Over the last two weeks I found myself in pretty significant conflict (twice) with one of my closest friends. For those who know me, that might not be too surprising except that I had never really fought with this person before and we've been friends for years. I was feeling put upon and taken advantage of and was really angry about it...and my words and actions didn't exactly hide it all that well (surprise!). In fact, I acted like a jerk instead of saying what I was feeling to the person who needed to hear it, my friend.

In the days leading up to a real conversation about what was going on, I found myself in the middle of a tug-of-war between two formidable foes: the way I've always done conflict and fighting well. On one hand (guess which?) I had rehearsed in my head the validity of my anger and innumerated again and again wrongs that were mounted against me. On the same hand I wanted to just make nice and forget it all ever happened. And then there was the other hand. On this other hand, while I longed to be heard and understood, I also longed to feel the weight of what I brought to this conflict. I knew on some level that this moment was not just about me, nor should it be. This other hand, the stranger hand, invited me to a territory that is only beginning to be familiar-- a place where neither "I" nor "you" prevail, but "us", the friendship. A place where we leave knowing and caring for each other better because we've both shown up and been valued.

I wondered if I could do it. Could I enter into the conflict without wanting to be declared the winner? Could I fight for the friendship instead of fighting to win?

I entered. I fought. And this is what I learned:

  1. Caring for the other does not mean giving up yourself.
  2. Forfeiting self is failing to care for the other.
  3. We can both be right and both be wrong at the absolute same time.
  4. What hurts me matters and to love me is to hear me.
  5. What hurts you matters and to love you is to hear you.
  6. To defend what I did to hurt you is cowardess.
  7. To err is human.
  8. To love is divine.
  9. True friendship is divine.

So, today I'm giving friendship and conflict a second thought. Maybe, just maybe confict is not something to be avoided at all costs. Hmmm. I know I can't imagine what it would have cost me to avoid this one. But, fighting well is not easy. I found that it required me to look my own sinfulness square in the eye and call it what it is. But the tougher task was to face my desire and to risk by exposing it. In this conflict there was something that really ticked me off, but there was also a desire to know, "will there still be an us when I fail you?"
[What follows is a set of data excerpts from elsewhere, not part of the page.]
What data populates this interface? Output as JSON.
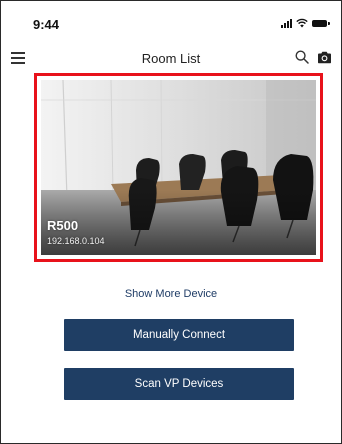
{
  "status_bar": {
    "time": "9:44",
    "icons": [
      "signal-icon",
      "wifi-icon",
      "battery-icon"
    ]
  },
  "nav": {
    "title": "Room List",
    "icons": [
      "menu-icon",
      "search-icon",
      "camera-icon"
    ]
  },
  "device_card": {
    "name": "R500",
    "ip": "192.168.0.104",
    "highlight_color": "#e8121b"
  },
  "actions": {
    "show_more": "Show More Device",
    "manual_connect": "Manually Connect",
    "scan_vp": "Scan VP Devices"
  },
  "colors": {
    "button_bg": "#1f3e64",
    "link": "#1f3c66"
  }
}
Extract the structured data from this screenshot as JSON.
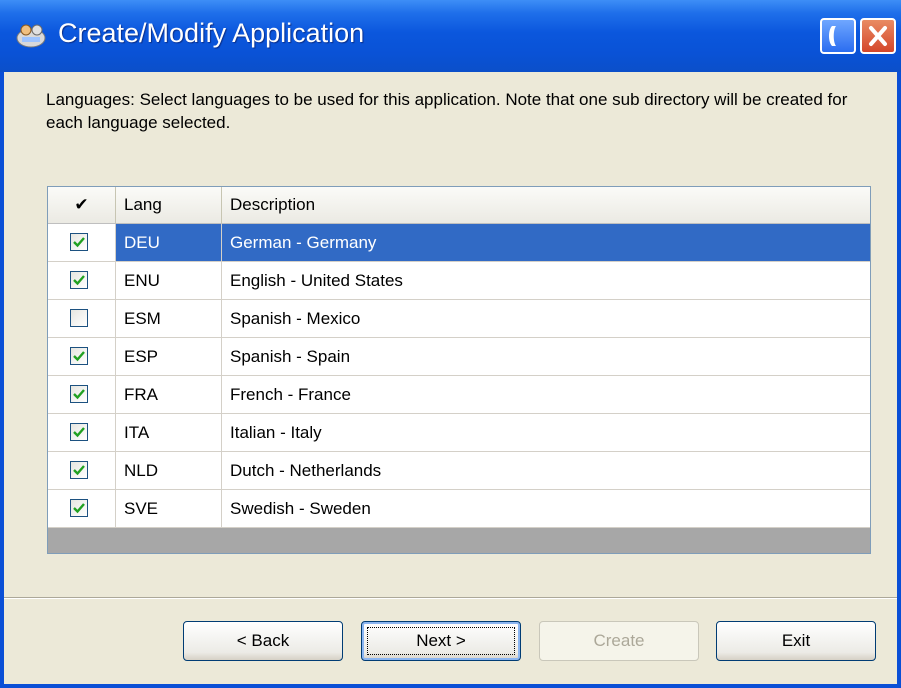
{
  "window": {
    "title": "Create/Modify Application"
  },
  "instructions": "Languages: Select languages to be used for this application.  Note that one sub directory will be created for each language selected.",
  "grid": {
    "columns": {
      "check": "✔",
      "lang": "Lang",
      "description": "Description"
    },
    "rows": [
      {
        "lang": "DEU",
        "description": "German - Germany",
        "checked": true,
        "selected": true
      },
      {
        "lang": "ENU",
        "description": "English - United States",
        "checked": true,
        "selected": false
      },
      {
        "lang": "ESM",
        "description": "Spanish - Mexico",
        "checked": false,
        "selected": false
      },
      {
        "lang": "ESP",
        "description": "Spanish - Spain",
        "checked": true,
        "selected": false
      },
      {
        "lang": "FRA",
        "description": "French - France",
        "checked": true,
        "selected": false
      },
      {
        "lang": "ITA",
        "description": "Italian - Italy",
        "checked": true,
        "selected": false
      },
      {
        "lang": "NLD",
        "description": "Dutch - Netherlands",
        "checked": true,
        "selected": false
      },
      {
        "lang": "SVE",
        "description": "Swedish - Sweden",
        "checked": true,
        "selected": false
      }
    ]
  },
  "buttons": {
    "back": "< Back",
    "next": "Next >",
    "create": "Create",
    "exit": "Exit"
  },
  "colors": {
    "titlebar": "#0a52d6",
    "selection": "#316ac5",
    "face": "#ece9d8"
  },
  "icons": {
    "app": "app-logo-icon",
    "minimize": "minimize-icon",
    "close": "close-icon",
    "checkmark": "checkmark-icon"
  }
}
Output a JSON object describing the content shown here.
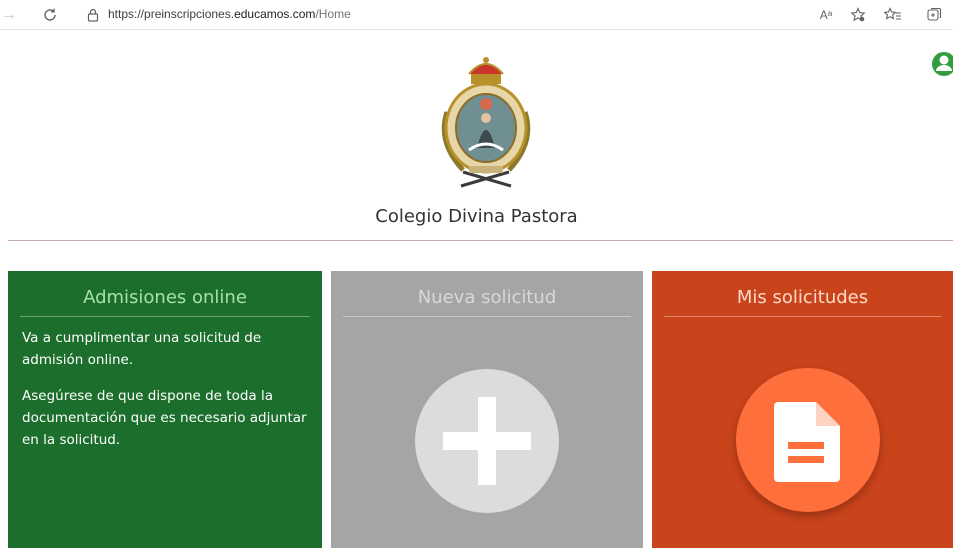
{
  "browser": {
    "url_prefix": "https://preinscripciones.",
    "url_host": "educamos.com",
    "url_path": "/Home",
    "read_aloud_label": "Aᵃ"
  },
  "header": {
    "school_name": "Colegio Divina Pastora"
  },
  "cards": {
    "admissions": {
      "title": "Admisiones online",
      "paragraph1": "Va a cumplimentar una solicitud de admisión online.",
      "paragraph2": "Asegúrese de que dispone de toda la documentación que es necesario adjuntar en la solicitud."
    },
    "new_request": {
      "title": "Nueva solicitud",
      "icon": "plus-icon"
    },
    "my_requests": {
      "title": "Mis solicitudes",
      "icon": "document-icon"
    }
  },
  "colors": {
    "green_card": "#1b6e2b",
    "gray_card": "#a5a5a5",
    "orange_card": "#c9431b",
    "doc_circle": "#ff6f3c",
    "user_icon": "#2e9e3e"
  }
}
Vulnerability, the strangest component of fighting well.

Fight well!

5 comments:

Unknown said...

Good for you! It strikes me as strange that these lessons of fighting haven't been learned in another relationship. I wonder if the value of ones relationship has anything to do with the fight to fight well. It's true, fighting's not half bad, but fighting well is work, not as much fun and requires constant training.

Lex said...
This comment has been removed by a blog administrator.
Lex said...

Kwesi, I think to fight well there needs to be something worth fighting for.

Anonymous said...

I agree, to fight strong and well there definitely must be something worth fighting for!! Even if that something is something that only you can see...

Anonymous said...

I think a hallmark of a true relationship is that the participants can fight and the relationship stays the same or even better, it grows.

Glad you worked it out and found the courage to to confront it in the first place. Often it takes this sort of litmus test to illuminate what we truly care about.